Browse all 3 CVE security advisories affecting publify_core. AI-powered Chinese analysis, POCs, and references for each vulnerability.
Publify_core is a Ruby-based publishing platform for creating and managing blogs and websites. Historically, it has been susceptible to remote code execution, cross-site scripting (XSS), and privilege escalation vulnerabilities, often stemming from improper input validation and access control flaws. The platform's CVE record includes three documented security issues, with RCE being particularly concerning due to potential complete system compromise. While no major public incidents have been widely reported, the consistent pattern of vulnerabilities in web publishing components suggests a need for rigorous security hardening and prompt patch management for deployments handling sensitive content.

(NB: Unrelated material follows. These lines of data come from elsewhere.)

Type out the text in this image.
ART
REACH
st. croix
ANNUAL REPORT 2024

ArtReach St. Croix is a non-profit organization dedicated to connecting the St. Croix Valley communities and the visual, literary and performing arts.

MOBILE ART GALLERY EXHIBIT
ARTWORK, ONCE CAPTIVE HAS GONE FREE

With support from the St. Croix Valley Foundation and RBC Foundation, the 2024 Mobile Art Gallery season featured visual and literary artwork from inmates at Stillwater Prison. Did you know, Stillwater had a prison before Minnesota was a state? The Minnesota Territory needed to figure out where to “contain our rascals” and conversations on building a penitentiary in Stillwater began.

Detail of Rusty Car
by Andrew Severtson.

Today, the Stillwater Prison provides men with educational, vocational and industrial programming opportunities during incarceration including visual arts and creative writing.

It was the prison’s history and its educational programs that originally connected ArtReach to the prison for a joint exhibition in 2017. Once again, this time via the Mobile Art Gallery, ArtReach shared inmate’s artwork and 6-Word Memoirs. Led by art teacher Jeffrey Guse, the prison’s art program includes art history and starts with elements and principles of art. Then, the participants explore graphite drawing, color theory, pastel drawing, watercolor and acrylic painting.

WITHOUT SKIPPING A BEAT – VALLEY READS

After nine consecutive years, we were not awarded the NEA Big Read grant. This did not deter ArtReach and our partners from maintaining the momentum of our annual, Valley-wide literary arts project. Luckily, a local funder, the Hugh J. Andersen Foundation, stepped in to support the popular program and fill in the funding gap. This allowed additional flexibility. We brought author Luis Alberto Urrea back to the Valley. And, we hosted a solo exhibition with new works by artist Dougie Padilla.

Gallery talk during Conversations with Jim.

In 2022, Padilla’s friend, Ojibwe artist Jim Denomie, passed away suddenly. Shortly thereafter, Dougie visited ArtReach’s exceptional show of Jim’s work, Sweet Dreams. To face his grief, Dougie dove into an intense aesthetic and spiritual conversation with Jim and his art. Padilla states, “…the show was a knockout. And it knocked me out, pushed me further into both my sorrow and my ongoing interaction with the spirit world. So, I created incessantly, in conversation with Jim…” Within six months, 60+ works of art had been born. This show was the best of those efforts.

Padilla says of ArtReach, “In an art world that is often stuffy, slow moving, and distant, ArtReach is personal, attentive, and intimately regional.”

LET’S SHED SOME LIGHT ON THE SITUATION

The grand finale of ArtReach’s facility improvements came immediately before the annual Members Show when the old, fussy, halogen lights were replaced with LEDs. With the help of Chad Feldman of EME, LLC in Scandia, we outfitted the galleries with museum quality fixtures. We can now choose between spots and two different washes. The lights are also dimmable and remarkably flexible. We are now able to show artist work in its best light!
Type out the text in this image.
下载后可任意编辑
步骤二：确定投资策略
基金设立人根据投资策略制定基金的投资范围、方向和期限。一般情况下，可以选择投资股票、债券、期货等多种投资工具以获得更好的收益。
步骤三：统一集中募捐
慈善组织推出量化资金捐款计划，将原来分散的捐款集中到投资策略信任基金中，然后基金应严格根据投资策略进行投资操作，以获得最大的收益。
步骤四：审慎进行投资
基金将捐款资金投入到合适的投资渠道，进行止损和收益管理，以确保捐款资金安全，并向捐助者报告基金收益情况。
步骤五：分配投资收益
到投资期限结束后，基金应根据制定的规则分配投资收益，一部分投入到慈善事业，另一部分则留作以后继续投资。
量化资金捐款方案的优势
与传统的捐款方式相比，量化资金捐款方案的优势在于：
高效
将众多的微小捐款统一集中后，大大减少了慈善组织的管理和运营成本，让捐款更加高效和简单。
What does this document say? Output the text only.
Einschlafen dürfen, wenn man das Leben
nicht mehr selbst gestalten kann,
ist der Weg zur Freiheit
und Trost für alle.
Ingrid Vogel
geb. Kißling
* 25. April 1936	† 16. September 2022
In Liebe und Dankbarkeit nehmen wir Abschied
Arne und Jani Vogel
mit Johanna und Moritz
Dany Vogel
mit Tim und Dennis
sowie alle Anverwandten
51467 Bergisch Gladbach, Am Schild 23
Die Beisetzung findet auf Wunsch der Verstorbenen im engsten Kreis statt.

| CVE ID | Title | CVSS | Severity | Published |
|---|---|---|---|---|
| CVE-2021-25975 | Publify - Stored Cross-Site Scripting (XSS) due to Unrestricted File Upload — publify_coreCWE-79 | 5.4 | Medium | 2021-11-10 |
| CVE-2021-25974 | Publify - Stored Cross-Site Scripting (XSS) in Editor — publify_coreCWE-79 | 5.4 | Medium | 2021-11-10 |
| CVE-2021-25973 | Publify - Improper Authorization Leads to Guest Signup Restriction Bypass — publify_coreCWE-285 | 6.5 | Medium | 2021-11-02 |
This page lists every published CVE security advisory associated with publify_core. Each entry links to a detailed page with CVSS scoring, CWE classification, affected products and references. AI-generated Chinese analysis is provided for fast triage.